I’ve expressed concern about QE3 and other decisions by the Federal Reserve about monetary policy, but I have also admitted that it’s difficult to know the right monetary policy because it requires having a good idea about both the demand for money and the supply of money.
But this raises a bigger issue. The only reason we expect the Fed to “know the right monetary policy” is because it’s been assigned a monopoly role in the economy. But not just a monopoly role, we also expect the Fed to be some sort of omniscient central planner, knowing when to step on the gas and when to hit the brakes.
And we also are asked to suspend reality and assume that the folks at the Fed will be good central planners and never be influenced by their political masters.
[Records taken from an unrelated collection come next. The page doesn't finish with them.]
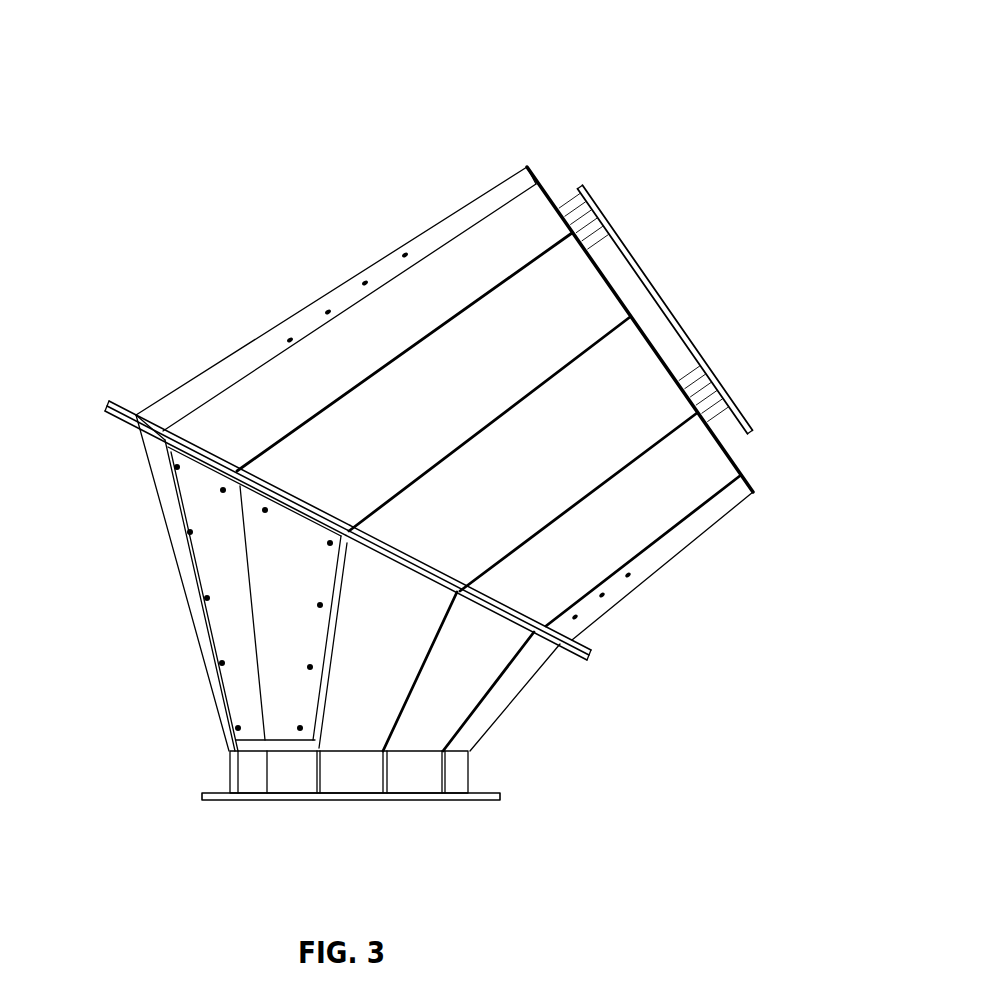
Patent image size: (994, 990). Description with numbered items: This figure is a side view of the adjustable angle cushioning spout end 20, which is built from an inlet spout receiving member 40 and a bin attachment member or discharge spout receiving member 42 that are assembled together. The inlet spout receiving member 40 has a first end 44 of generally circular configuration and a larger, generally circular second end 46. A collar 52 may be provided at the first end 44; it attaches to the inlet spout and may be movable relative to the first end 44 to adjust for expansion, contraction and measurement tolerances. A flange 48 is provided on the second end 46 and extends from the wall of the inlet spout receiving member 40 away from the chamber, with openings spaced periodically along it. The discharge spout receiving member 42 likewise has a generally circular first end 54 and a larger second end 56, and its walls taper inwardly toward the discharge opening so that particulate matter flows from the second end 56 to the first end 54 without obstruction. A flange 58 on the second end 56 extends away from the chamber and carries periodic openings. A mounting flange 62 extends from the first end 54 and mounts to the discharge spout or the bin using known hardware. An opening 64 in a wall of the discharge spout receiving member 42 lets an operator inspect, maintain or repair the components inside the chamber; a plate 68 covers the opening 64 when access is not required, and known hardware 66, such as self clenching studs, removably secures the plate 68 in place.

The spout end 20 is at (454, 103).
The inlet spout receiving member 40 is at (462, 405).
The discharge spout receiving member 42 is at (397, 657).
The first end 44 is at (742, 475).
The second end 46 is at (150, 440).
The flange 48 is at (590, 647).
The collar 52 is at (653, 290).
The first end 54 is at (247, 795).
The second end 56 is at (183, 432).
The flange 58 is at (578, 660).
The mounting flange 62 is at (457, 798).
The opening 64 is at (222, 684).
The hardware 66 is at (207, 597).
The plate 68 is at (230, 628).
Yeah, good luck with that.
With so many difficult – or perhaps impossible – demands placed upon them, no wonder the Fed has a lousy track record (as documented in this powerful George Selgin video).
So let’s ask a fundamental question. Is the Fed necessary? Are we stuck with a central-planning monopoly because there’s no alternative? Professor Larry White says no in this new video from Learn Liberty.
This is one of the best videos I’ve ever seen, so I strongly encourage everyone to share this post widely.
Professor White effectively demonstrates how private markets can replace the five different roles of the Fed. But his arguments are not just based on theory. He shows that the private sector used to handle those roles in the past.
And I especially like his point about how a decentralized market system would operate. Indeed, I would have stressed even more how such a system overcomes the knowledge problem that exists with a monopoly central planner.